4/ On a aussi évoqué le « très haut débit » avec la mise en place d’un réseau de télécommunications fibre sur tout le territoire français. Jean Paul Moiraud : Il me paraît évident que sans réseaux fibre, les mondes virtuels qui nécessitent beaucoup de débit pour une utilisation fluide, vont rester cantonner chez les spécialistes et les geeks. Et pourtant ces mondes virtuels peuvent apporter beaucoup pour mettre en œuvre une pédagogie augmentée. On a en effet beaucoup parlé de simulation en 3D interactive. Car le e-learning, ce n’est pas du PDF ! Qu’on se le dise ! Expliquez les principes physiques d’un moteur à explosion, est beaucoup plus engageante pour l’élève avec du 3D interactif. Surtout s’il peut comme dans une salle de TP 1.0, modifier les différents facteurs et en voir de suite les réactions.

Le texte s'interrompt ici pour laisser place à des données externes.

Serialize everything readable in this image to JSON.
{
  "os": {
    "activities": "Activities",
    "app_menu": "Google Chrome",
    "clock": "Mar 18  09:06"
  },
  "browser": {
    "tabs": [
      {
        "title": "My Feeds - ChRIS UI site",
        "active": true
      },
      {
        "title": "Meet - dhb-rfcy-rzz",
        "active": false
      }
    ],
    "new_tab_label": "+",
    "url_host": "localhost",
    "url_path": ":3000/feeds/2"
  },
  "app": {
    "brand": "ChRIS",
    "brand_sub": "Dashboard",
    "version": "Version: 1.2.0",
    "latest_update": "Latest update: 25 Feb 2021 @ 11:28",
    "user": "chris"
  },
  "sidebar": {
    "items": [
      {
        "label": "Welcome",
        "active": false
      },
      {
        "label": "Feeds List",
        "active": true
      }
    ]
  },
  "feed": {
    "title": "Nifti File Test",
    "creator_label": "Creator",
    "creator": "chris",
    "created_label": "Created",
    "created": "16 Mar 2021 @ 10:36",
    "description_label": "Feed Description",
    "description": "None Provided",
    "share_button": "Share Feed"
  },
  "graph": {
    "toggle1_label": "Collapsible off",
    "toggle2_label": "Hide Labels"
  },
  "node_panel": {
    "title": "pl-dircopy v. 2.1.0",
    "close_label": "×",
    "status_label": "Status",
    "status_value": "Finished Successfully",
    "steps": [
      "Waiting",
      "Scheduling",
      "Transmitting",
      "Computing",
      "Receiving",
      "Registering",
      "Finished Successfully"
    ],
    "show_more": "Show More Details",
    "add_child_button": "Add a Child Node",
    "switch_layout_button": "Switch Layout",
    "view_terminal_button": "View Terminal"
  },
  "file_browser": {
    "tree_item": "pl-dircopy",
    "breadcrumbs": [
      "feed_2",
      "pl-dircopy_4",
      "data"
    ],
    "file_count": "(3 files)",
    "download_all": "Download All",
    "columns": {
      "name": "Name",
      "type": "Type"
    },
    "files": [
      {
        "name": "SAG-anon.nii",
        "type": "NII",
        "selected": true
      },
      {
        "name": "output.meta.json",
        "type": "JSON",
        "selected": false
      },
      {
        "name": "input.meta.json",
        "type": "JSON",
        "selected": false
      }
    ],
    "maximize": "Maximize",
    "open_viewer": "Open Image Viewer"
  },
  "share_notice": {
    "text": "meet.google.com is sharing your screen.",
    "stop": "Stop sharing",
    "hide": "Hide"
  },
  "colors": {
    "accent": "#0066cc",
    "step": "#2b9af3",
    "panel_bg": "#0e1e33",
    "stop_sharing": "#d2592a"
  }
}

L’éducation devient un jeu. Mais pour cela il faut des réseaux de télécommunications costauds. Et là, nos professeurs les plus évolués pourront faire ces applications. On ne les fera pas s’il n’y a pas de très haut débit. Le Gouvernement actuel va devoir choisir. Soit il obéit aux lobbies des opérateurs de télécoms 1.0, soit il décide de lever les freins pour étendre la fibre partout, comme nos aïeux l’ont fait pour l’électricité. Et là, la France aura un bel avenir dans l’économie numérique mondiale. Sarkozy avait choisi son camp. Hollande ?

Universitaires de France : l’avenir vous appartient.. faites-en bon usage… et préparer nos chéres têtes blondes à apprendre (et surtout entreprendre) tout au long de leur vie…

Les prochaines journées du e-learning, les 8èmes donc, sont fixées les 27 et 28 juin 2013. Qu’on se le dise.